And here is the second localist paradox: while this sounds like giving powers to the community, control over standards and funding will remain at the centre and, given the reluctance most people have to get involved in such matters, will be exercised by small groups of local activists.

The centre is most reluctant to release its grip where it matters most and that is on the purse strings. There are already noises emanating from Whitehall that whatever Sir Michael Lyons' Balance of Funding review comes up with, there will not be any radical changes.

For example, some expect that the review will recommend a complete reversal of the current 75:25 central/local funding ratio. But whether ministers have the political will to implement such a scheme is another matter. Although Lyons has, apparently, been assured that some reforms will follow his report, anonymous 'senior government sources' have popped up in recent days to indicate that there is no enthusiasm for fundamental changes. Changes such as introducing additional high-value council tax bands or other forms of local taxation are regarded as likely to create as many losers as winners. There are also strong rumours in Whitehall that the government is preparing to delay council tax revaluation until after the next election rather than proceed in 2007.

Yet from the point of view of 'localism', the problem with the council tax is not its unfairness, but the way it has developed into a system where three-quarters of council funding comes from central government grant. Only if councils have more freedom to raise their own money and be accountable for how they spend it will localist rhetoric be turned into reality.
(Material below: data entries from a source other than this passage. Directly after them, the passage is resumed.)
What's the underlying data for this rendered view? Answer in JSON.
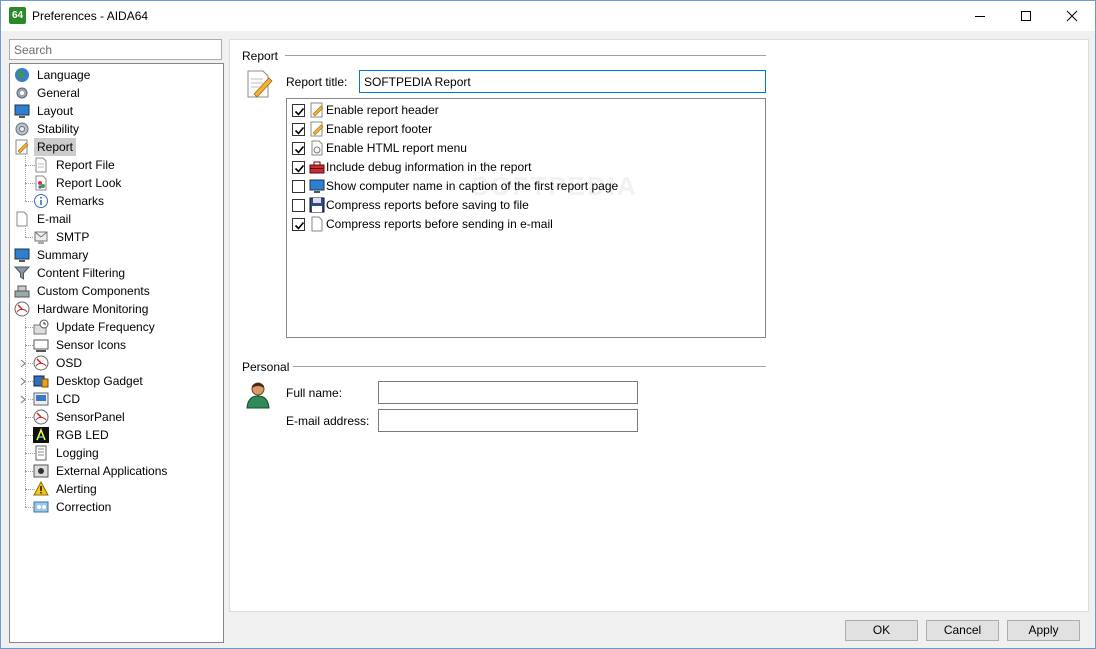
{
  "window": {
    "title": "Preferences - AIDA64",
    "app_icon_text": "64",
    "minimize_icon": "minimize-icon",
    "maximize_icon": "maximize-icon",
    "close_icon": "close-icon"
  },
  "sidebar": {
    "search_placeholder": "Search",
    "items": [
      {
        "label": "Language",
        "icon": "globe-icon"
      },
      {
        "label": "General",
        "icon": "gear-icon"
      },
      {
        "label": "Layout",
        "icon": "monitor-icon"
      },
      {
        "label": "Stability",
        "icon": "cog-icon"
      },
      {
        "label": "Report",
        "icon": "report-pencil-icon",
        "selected": true
      },
      {
        "label": "Report File",
        "icon": "document-icon"
      },
      {
        "label": "Report Look",
        "icon": "palette-icon"
      },
      {
        "label": "Remarks",
        "icon": "info-icon"
      },
      {
        "label": "E-mail",
        "icon": "document-icon"
      },
      {
        "label": "SMTP",
        "icon": "mail-server-icon"
      },
      {
        "label": "Summary",
        "icon": "monitor-icon"
      },
      {
        "label": "Content Filtering",
        "icon": "funnel-icon"
      },
      {
        "label": "Custom Components",
        "icon": "components-icon"
      },
      {
        "label": "Hardware Monitoring",
        "icon": "gauge-icon"
      },
      {
        "label": "Update Frequency",
        "icon": "clock-icon"
      },
      {
        "label": "Sensor Icons",
        "icon": "sensor-icon"
      },
      {
        "label": "OSD",
        "icon": "gauge-icon"
      },
      {
        "label": "Desktop Gadget",
        "icon": "gadget-icon"
      },
      {
        "label": "LCD",
        "icon": "lcd-icon"
      },
      {
        "label": "SensorPanel",
        "icon": "gauge-icon"
      },
      {
        "label": "RGB LED",
        "icon": "rgb-led-icon"
      },
      {
        "label": "Logging",
        "icon": "log-icon"
      },
      {
        "label": "External Applications",
        "icon": "external-app-icon"
      },
      {
        "label": "Alerting",
        "icon": "warning-icon"
      },
      {
        "label": "Correction",
        "icon": "correction-icon"
      }
    ]
  },
  "report": {
    "group_label": "Report",
    "title_label": "Report title:",
    "title_value": "SOFTPEDIA Report",
    "options": [
      {
        "label": "Enable report header",
        "checked": true,
        "icon": "report-pencil-icon"
      },
      {
        "label": "Enable report footer",
        "checked": true,
        "icon": "report-pencil-icon"
      },
      {
        "label": "Enable HTML report menu",
        "checked": true,
        "icon": "html-doc-icon"
      },
      {
        "label": "Include debug information in the report",
        "checked": true,
        "icon": "toolbox-icon"
      },
      {
        "label": "Show computer name in caption of the first report page",
        "checked": false,
        "icon": "monitor-icon"
      },
      {
        "label": "Compress reports before saving to file",
        "checked": false,
        "icon": "floppy-icon"
      },
      {
        "label": "Compress reports before sending in e-mail",
        "checked": true,
        "icon": "document-icon"
      }
    ],
    "watermark": "SOFTPEDIA"
  },
  "personal": {
    "group_label": "Personal",
    "fullname_label": "Full name:",
    "fullname_value": "",
    "email_label": "E-mail address:",
    "email_value": ""
  },
  "buttons": {
    "ok": "OK",
    "cancel": "Cancel",
    "apply": "Apply"
  },
  "colors": {
    "accent": "#0078d7",
    "selection": "#cccccc",
    "app_icon": "#2a8a2a"
  }
}
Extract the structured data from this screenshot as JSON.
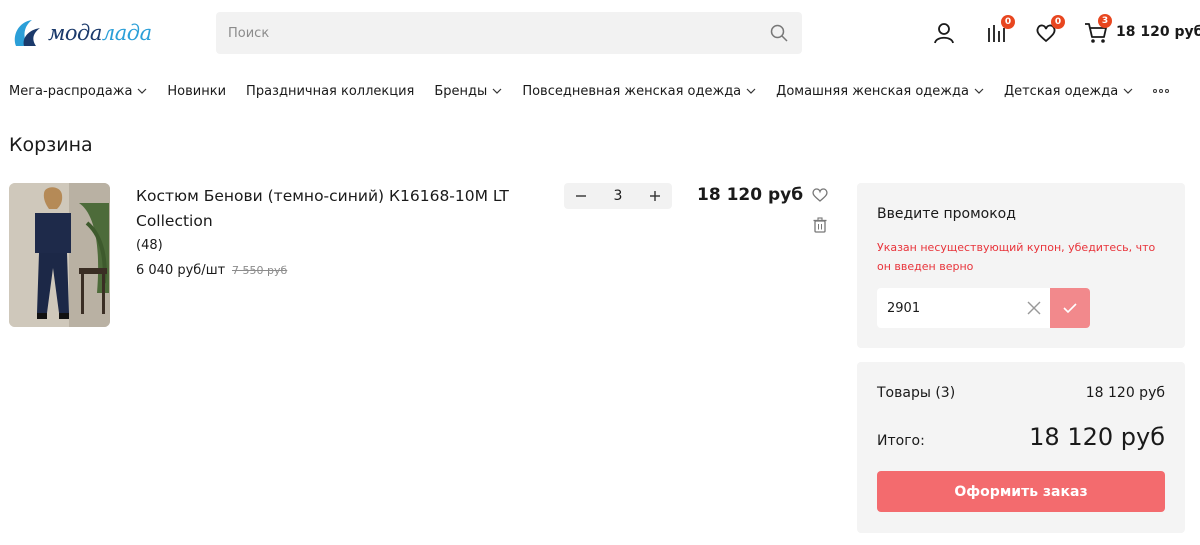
{
  "brand": {
    "logo_prefix": "мода",
    "logo_suffix": "лада",
    "accent": "#2b9fd8",
    "primary": "#1b3a6b"
  },
  "search": {
    "placeholder": "Поиск",
    "value": ""
  },
  "header": {
    "icons": [
      "user-icon",
      "compare-icon",
      "heart-icon",
      "cart-icon"
    ],
    "compare_count": "0",
    "favorites_count": "0",
    "cart_count": "3",
    "cart_total": "18 120 руб",
    "badge_color": "#e8461f"
  },
  "nav": {
    "items": [
      {
        "label": "Мега-распродажа",
        "has_dropdown": true
      },
      {
        "label": "Новинки",
        "has_dropdown": false
      },
      {
        "label": "Праздничная коллекция",
        "has_dropdown": false
      },
      {
        "label": "Бренды",
        "has_dropdown": true
      },
      {
        "label": "Повседневная женская одежда",
        "has_dropdown": true
      },
      {
        "label": "Домашняя женская одежда",
        "has_dropdown": true
      },
      {
        "label": "Детская одежда",
        "has_dropdown": true
      }
    ]
  },
  "page": {
    "title": "Корзина"
  },
  "cart": {
    "items": [
      {
        "name": "Костюм Бенови (темно-синий) К16168-10М LT Collection",
        "reviews": "(48)",
        "unit_price": "6 040 руб/шт",
        "old_price": "7 550 руб",
        "quantity": "3",
        "line_total": "18 120 руб"
      }
    ]
  },
  "promo": {
    "title": "Введите промокод",
    "error": "Указан несуществующий купон, убедитесь, что он введен верно",
    "value": "2901",
    "error_color": "#e8333a",
    "apply_color": "#f2898c"
  },
  "summary": {
    "goods_label": "Товары (3)",
    "goods_value": "18 120 руб",
    "total_label": "Итого:",
    "total_value": "18 120 руб",
    "checkout_label": "Оформить заказ",
    "checkout_color": "#f36b6e"
  }
}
Bruce-Lockhart believes the localists have won all the arguments for decentralisation but there is no certainty yet over how policies will now develop. When he and other LGA leaders call for 'radical decentralisation', they have something in mind that is fundamentally different to what Miliband or even the Tory authors of the Direct democracy pamphlet are thinking about.

By the time Bruce-Lockhart makes his chair's speech at next year's gathering, the picture should be clearer. Will the government have embarked on a restructuring of local finances, with all the political grief that could bring? Will it have taken an axe to the thicket of guidance notes, performance indicators, targets, bid systems and inspections that council leaders find so irksome? Will ministers be preparing to bestow upon a big city boss the sort of power that Giuliani wielded in New York? Somehow, you doubt it.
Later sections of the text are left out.